La richesse normative de la RSE
La RSE, concept issu des sciences de gestion, longtemps restée éloignée de la sphère juridique, est désormais saisie par le droit.
Cette trajectoire normative commence véritablement fin des années 90 / début des années 2000 (lancement du Global compact ; date symbole du Sommet de Johannesburg) : en contexte de crise écologique, de mondialisation et de libéralisme, l’intégration des enjeux de développement durable par les acteurs économiques et financiers grâce à la RSE suscite de grandes attentes. Elle est devenue un outil des politiques publiques -internationales, européennes et nationales- de durabilité puis de transition écologique.

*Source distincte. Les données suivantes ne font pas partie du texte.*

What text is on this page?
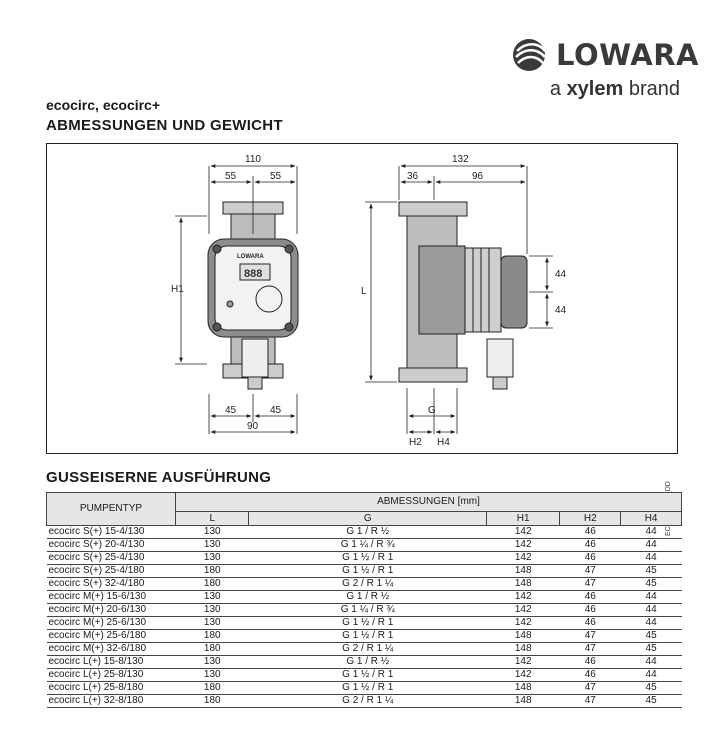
LOWARA
a xylem brand
ecocirc, ecocirc+
ABMESSUNGEN UND GEWICHT
888
LOWARA
110
55	55
H1
45	45
90
132
36	96
L
44
44
G
H2 H4
GUSSEISERNE AUSFÜHRUNG
PUMPENTYP	ABMESSUNGEN [mm]				
	L	G	H1	H2	H4
ecocirc S(+) 15-4/130	130	G 1 / R ½	142	46	44
ecocirc S(+) 20-4/130	130	G 1 ¼ / R ¾	142	46	44
ecocirc S(+) 25-4/130	130	G 1 ½ / R 1	142	46	44
ecocirc S(+) 25-4/180	180	G 1 ½ / R 1	148	47	45
ecocirc S(+) 32-4/180	180	G 2 / R 1 ¼	148	47	45
ecocirc M(+) 15-6/130	130	G 1 / R ½	142	46	44
ecocirc M(+) 20-6/130	130	G 1 ¼ / R ¾	142	46	44
ecocirc M(+) 25-6/130	130	G 1 ½ / R 1	142	46	44
ecocirc M(+) 25-6/180	180	G 1 ½ / R 1	148	47	45
ecocirc M(+) 32-6/180	180	G 2 / R 1 ¼	148	47	45
ecocirc L(+) 15-8/130	130	G 1 / R ½	142	46	44
ecocirc L(+) 25-8/130	130	G 1 ½ / R 1	142	46	44
ecocirc L(+) 25-8/180	180	G 1 ½ / R 1	148	47	45
ecocirc L(+) 32-8/180	180	G 2 / R 1 ¼	148	47	45
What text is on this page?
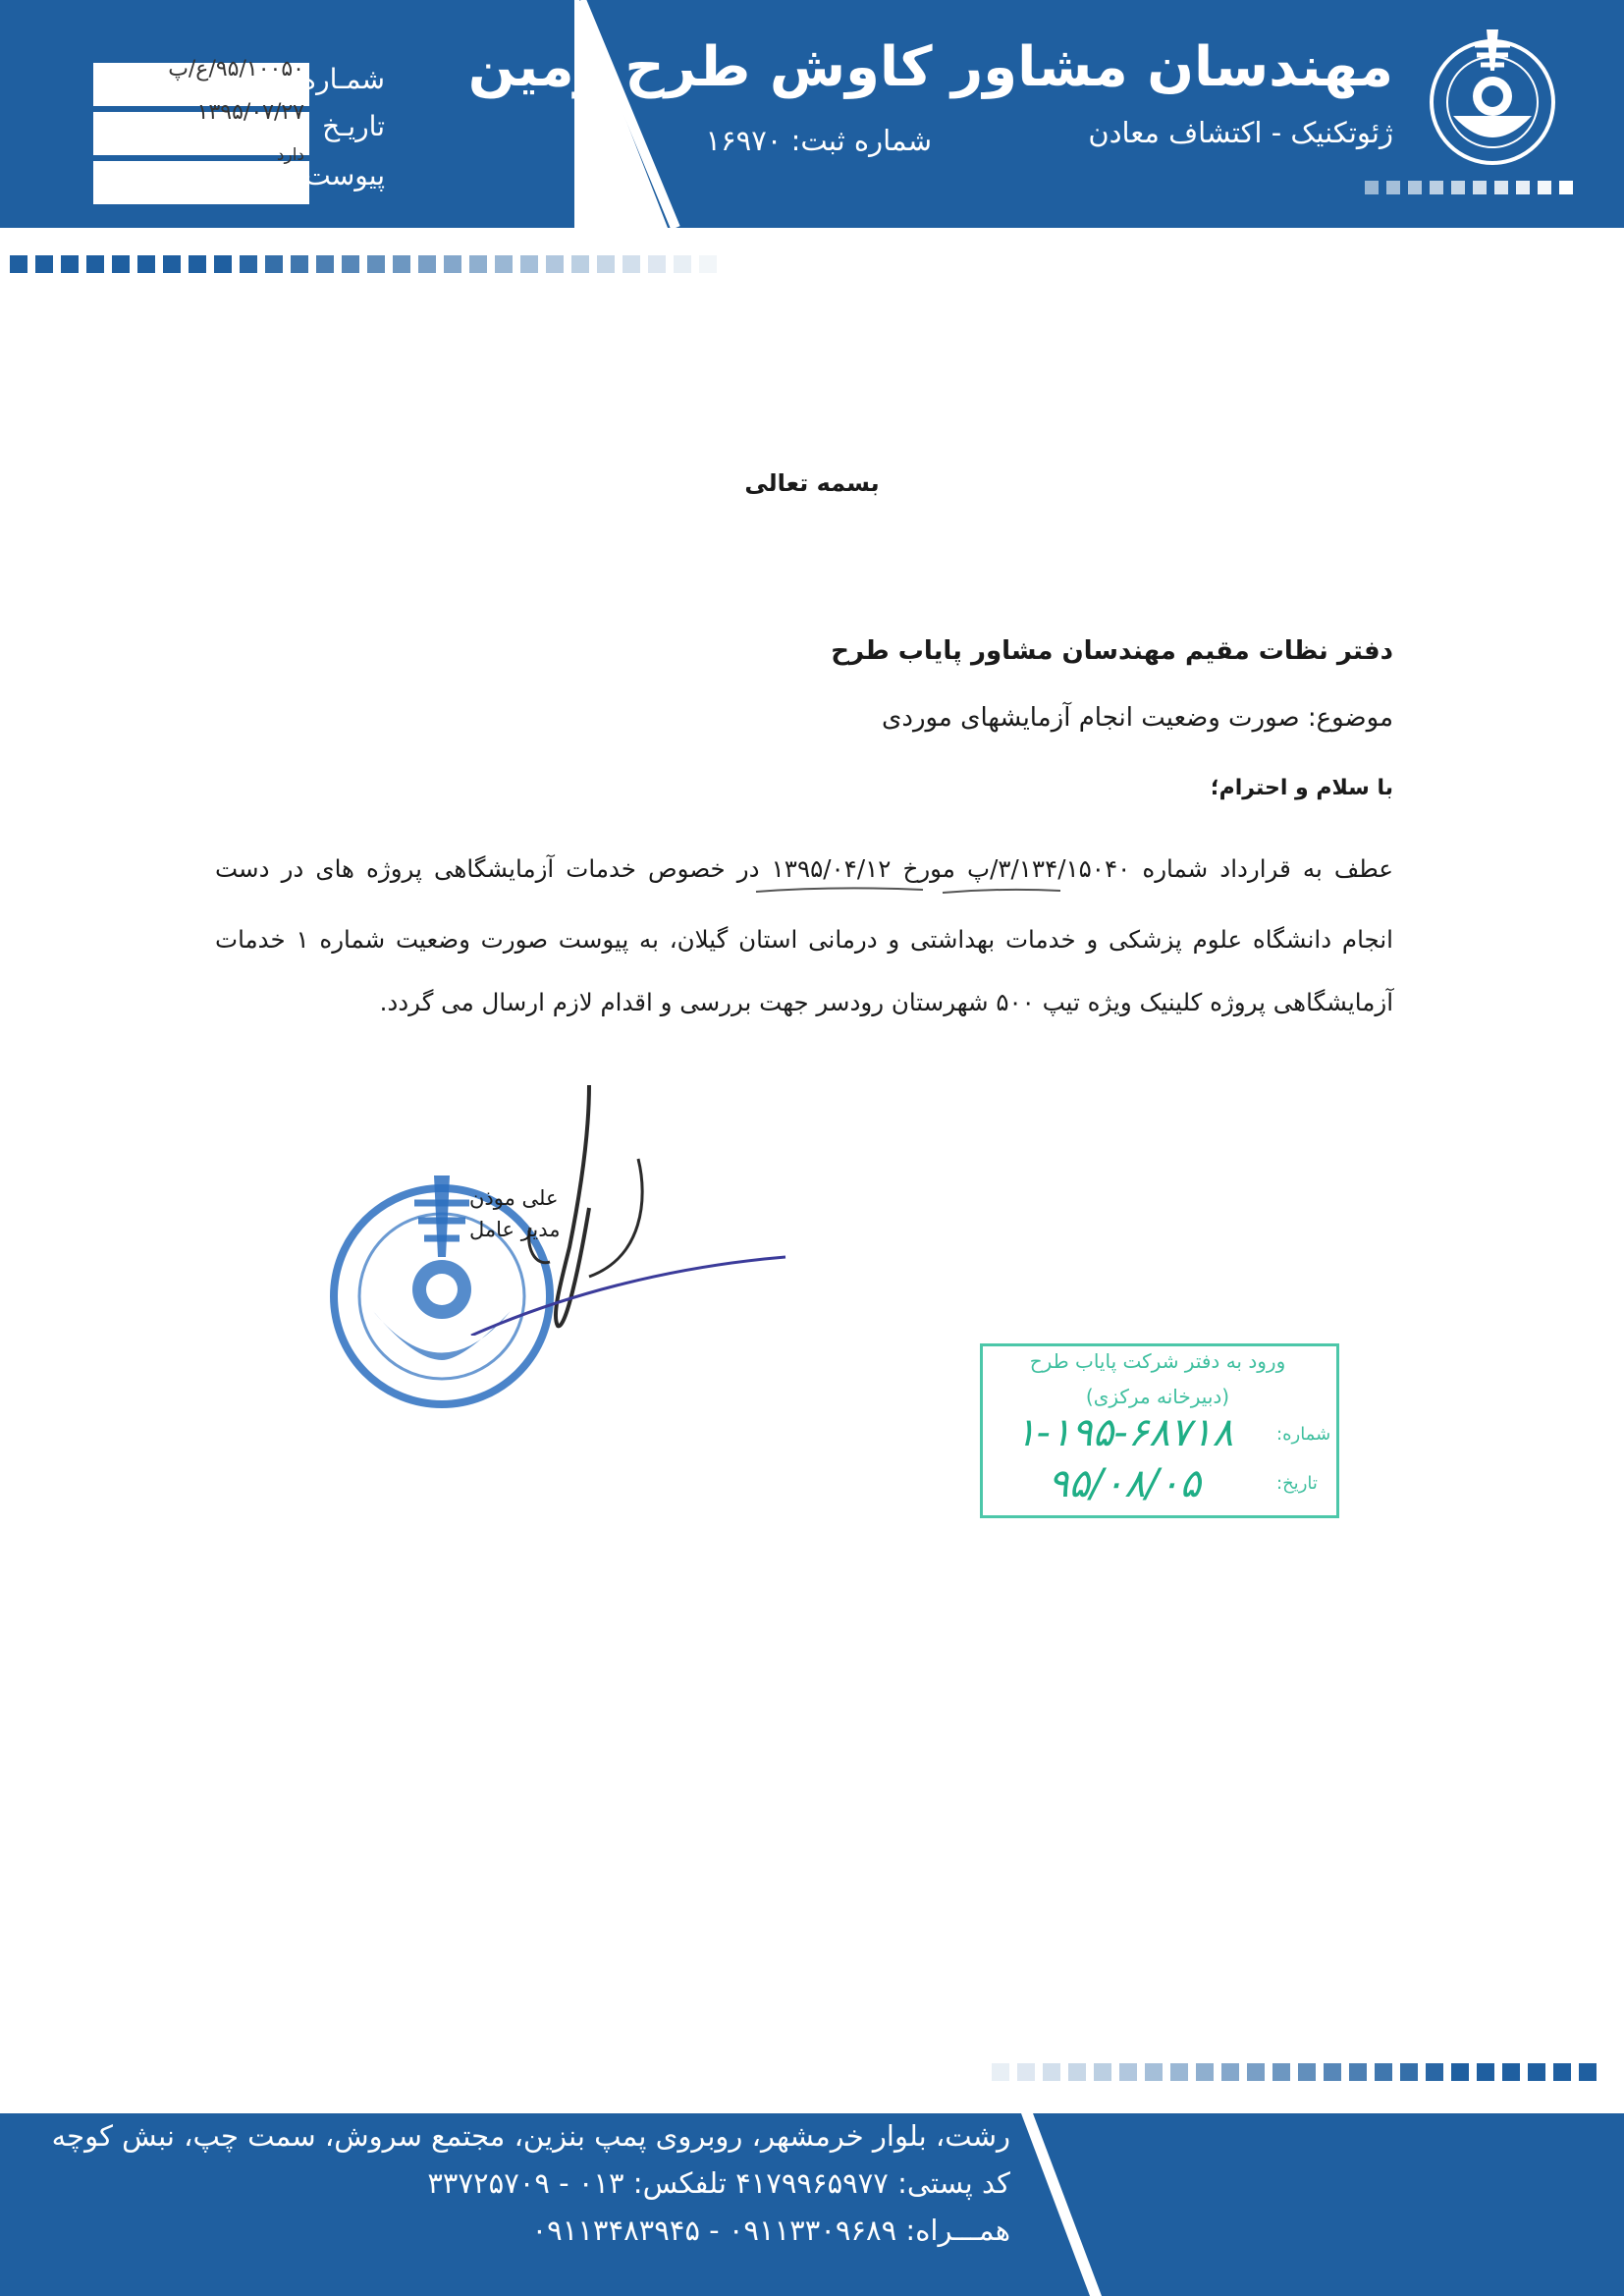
مهندسان مشاور کاوش طرح زمین
ژئوتکنیک - اکتشاف معادن
شماره ثبت: ۱۶۹۷۰
شمـاره
تاریـخ
پیوست
۹۵/۱۰۰۵۰/ع/پ
۱۳۹۵/۰۷/۲۷
دارد
بسمه تعالی
دفتر نظات مقیم مهندسان مشاور پایاب طرح
موضوع: صورت وضعیت انجام آزمایشهای موردی
با سلام و احترام؛
عطف به قرارداد شماره ۳/۱۳۴/۱۵۰۴۰/پ مورخ ۱۳۹۵/۰۴/۱۲ در خصوص خدمات آزمایشگاهی پروژه های در دست
انجام دانشگاه علوم پزشکی و خدمات بهداشتی و درمانی استان گیلان، به پیوست صورت وضعیت شماره ۱ خدمات
آزمایشگاهی پروژه کلینیک ویژه تیپ ۵۰۰ شهرستان رودسر جهت بررسی و اقدام لازم ارسال می گردد.
علی موذن
مدیر عامل
ورود به دفتر شرکت پایاب طرح
(دبیرخانه مرکزی)
شماره:
تاریخ:
۱-۱۹۵-۶۸۷۱۸
۹۵/۰۸/۰۵
رشت، بلوار خرمشهر، روبروی پمپ بنزین، مجتمع سروش، سمت چپ، نبش کوچه
کد پستی: ۴۱۷۹۹۶۵۹۷۷ تلفکس: ۰۱۳ - ۳۳۷۲۵۷۰۹
همـــراه: ۰۹۱۱۳۳۰۹۶۸۹ - ۰۹۱۱۳۴۸۳۹۴۵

Cette RSE « moderne » ne peut donc plus être « un process privé sans surveillance » (1): il faut la soutenir certes mais aussi la réguler… et le droit, dans sa fonction sociale structurante, est mobilisé, à plus d’un titre.
D’abord, le droit dit souple :
Formé par un ensemble de normes non contraignantes en soi, mais aptes à influencer les comportements (2)…. Ce qui fait au passage de la RSE un parfait laboratoire d’étude des mutations de la « fabrique du Droit « …
Cette « soft law » RSE est d’une part d’origine privée : autorégulation des entreprises, prenant des engagements volontaires qui se matérialisent très souvent par des codes de bonne conduites et autres chartes éthiques.
Et d’autre part elle est d’origine publique/semi publique : co-régulation / « normalisation » de la RSE par la création de grands référentiels à partir des années 2000 :
- le Global compact, les 17 ODD ou les Recommandations entreprise et droits de l’homme de l’ONU ;
- les Principes directeurs à l’intention des multinationales édictés par l’OCDE ;
- et évidemment la norme « politique » que représente l’ISO 26000.
Et l’on observe alors que si cette RSE « normée » reste par nature volontaire, en pratique elle est souvent « imposée » par le marché et les contractants
Par ailleurs volontaire, elle est en réalité sanctionnable : non seulement sur le plan économique et social mais aussi sur le plan juridique. Il y a ici de plus en plus d’affaires !
Par exemple un code éthique ou des allégations trompeur ou mensongers peuvent être poursuivis au titre des pratiques commerciales déloyales. Ou encore le non-respect de son propre code éthique par une entreprise constitue une faute porteuse de sa responsabilité civile (affaire du naufrage de l’Erika).
Ce standard de la faute est aussi utilisé en regard des référentiels internationaux RSE précités, pourtant « volontaires » : dans l’historique affaire « le Peuple contre SHELL » en mai 2021-, la Cour de la Haye, tire de cette soft law RSE des « obligations climatiques » et enjoint à Shell de réduire ses émissions de GES d’ici à 2030.
Après le droit souple, le droit « dur »:
Voici la RSE dans et par la loi : même ces dispositions légales ne sont pas toujours assorties de sanctions directes des dispositions légales caractérisent la RSE moderne.
Dès 2001 avec le reporting RSE, la France a été pionnière, et depuis les grands rendez-vous entre droit et RSE se succèdent :
des lois Grenelle 2009-2010, jusqu’à la loi Climat de 2021 sans oublier les lois Sapin2, Devoir de Vigilance, Transition écologique, Economie circulaire, lanceurs d’alerte, et évidemment la loi PACTE de 2019 : celle-ci fait entrer la RSE dans le code civil et a prolongé le droit de la RSE compliance par un droit de l’entreprise responsable !
La France a inspiré l’Union européenne qui à partir de 2011 (5), va durcir son approche : en la définissant comme « la responsabilité des entreprises vis-à-vis de leurs impacts sur la société » et en légiférant à son tour !
Donc en 2 décennies le paysage juridique de la RSE non seulement s’est formé mais s’est de plus profondément modifié.
Ce que résume la -première- définition judiciaire donnée en 2023 en France, à l’occasion d’un contentieux sur le devoir légal de vigilance :
« Initialement une démarche volontaire » la RSE est « progressivement complétée par un cadre légal et réglementaire visant à mieux encadrer les mesures déployées et à l’évaluation de leur efficacité. »
Est-ce suffisant ou faut-il aller plus loin ?
Contestée pour son manque de résultats depuis 20 ans (7), ciblée par un activisme judiciaire très médiatisé, confrontée à davantage de radicalité, la RSE est sommée de progresser, en particulier sur le terrain des contrôles et des sanctions.